Trac ticket: https://core.trac.wordpress.org/ticket/63527
Follow-up to [60295]

#12 @jonsurrell
39 hours ago

  • Resolution fixed deleted
  • Status changed from closed to reopened

I'm reopening this for PR 9273 that ensures the Dom\HtmlDocument fallback is triggered in case there are issues building the original tree representation.

@dmsnell commented on PR #9273:


38 hours ago
#13

Did you consider relaxing the check in assertEqualHTML() to catch Throwable or both kinds of errors/exceptions? I’m constantly confused in PHP and Python which failures inherit from which, which is the base, etc…

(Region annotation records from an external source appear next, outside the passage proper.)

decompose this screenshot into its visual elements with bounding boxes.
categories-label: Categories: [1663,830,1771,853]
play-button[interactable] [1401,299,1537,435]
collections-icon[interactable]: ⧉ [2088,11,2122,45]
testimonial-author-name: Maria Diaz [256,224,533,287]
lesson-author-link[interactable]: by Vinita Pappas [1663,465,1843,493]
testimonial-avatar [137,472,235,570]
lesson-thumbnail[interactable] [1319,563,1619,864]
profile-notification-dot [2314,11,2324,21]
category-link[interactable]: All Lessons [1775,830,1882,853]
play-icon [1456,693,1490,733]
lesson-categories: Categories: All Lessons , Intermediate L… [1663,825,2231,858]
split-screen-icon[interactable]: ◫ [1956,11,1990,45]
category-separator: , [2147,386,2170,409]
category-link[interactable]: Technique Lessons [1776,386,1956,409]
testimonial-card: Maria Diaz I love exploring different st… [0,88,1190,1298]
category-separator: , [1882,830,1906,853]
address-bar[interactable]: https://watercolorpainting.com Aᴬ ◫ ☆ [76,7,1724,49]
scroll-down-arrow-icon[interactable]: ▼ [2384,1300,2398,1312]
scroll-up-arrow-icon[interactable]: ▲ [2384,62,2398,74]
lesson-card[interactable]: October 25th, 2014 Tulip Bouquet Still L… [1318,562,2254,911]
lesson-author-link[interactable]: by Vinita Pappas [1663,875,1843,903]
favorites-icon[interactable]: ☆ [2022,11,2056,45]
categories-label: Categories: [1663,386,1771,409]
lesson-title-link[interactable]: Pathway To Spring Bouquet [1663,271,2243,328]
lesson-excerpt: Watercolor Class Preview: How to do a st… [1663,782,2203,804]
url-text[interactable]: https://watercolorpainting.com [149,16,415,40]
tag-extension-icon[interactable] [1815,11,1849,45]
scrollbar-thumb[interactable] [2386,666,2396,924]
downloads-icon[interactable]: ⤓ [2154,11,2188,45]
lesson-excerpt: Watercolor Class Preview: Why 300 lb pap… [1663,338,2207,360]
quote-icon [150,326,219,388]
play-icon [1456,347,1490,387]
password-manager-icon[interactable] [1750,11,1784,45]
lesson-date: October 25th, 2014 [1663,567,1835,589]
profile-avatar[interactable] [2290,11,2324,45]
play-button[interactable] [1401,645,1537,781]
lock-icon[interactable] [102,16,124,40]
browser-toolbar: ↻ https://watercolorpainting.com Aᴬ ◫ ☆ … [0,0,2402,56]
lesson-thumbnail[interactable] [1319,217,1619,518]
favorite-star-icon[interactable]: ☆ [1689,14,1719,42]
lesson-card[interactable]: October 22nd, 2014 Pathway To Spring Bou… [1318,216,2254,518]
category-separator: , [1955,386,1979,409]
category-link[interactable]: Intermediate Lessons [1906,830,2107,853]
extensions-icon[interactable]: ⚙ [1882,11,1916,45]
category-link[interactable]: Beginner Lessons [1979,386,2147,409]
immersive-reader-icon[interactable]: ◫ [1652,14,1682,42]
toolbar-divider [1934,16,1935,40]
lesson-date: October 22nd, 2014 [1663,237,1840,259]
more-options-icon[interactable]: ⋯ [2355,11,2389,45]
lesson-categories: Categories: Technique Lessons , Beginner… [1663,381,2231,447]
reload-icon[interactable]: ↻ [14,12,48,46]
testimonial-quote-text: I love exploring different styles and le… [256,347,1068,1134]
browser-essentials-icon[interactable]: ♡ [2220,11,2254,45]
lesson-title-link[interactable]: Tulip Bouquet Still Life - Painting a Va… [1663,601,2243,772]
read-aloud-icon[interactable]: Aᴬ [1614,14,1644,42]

For what it’s worth, I can see some distinction to be made, specifically for incomplete support, because I had test failures when working on the wp_rel_ugc() refactor where I had mistakenly autocompleted WP_HTML_Processor instead of WP_HTML_Tag_Processor. The notice “Could not create a parser” led me right to the problem.

Note: See TracTickets for help on using tickets.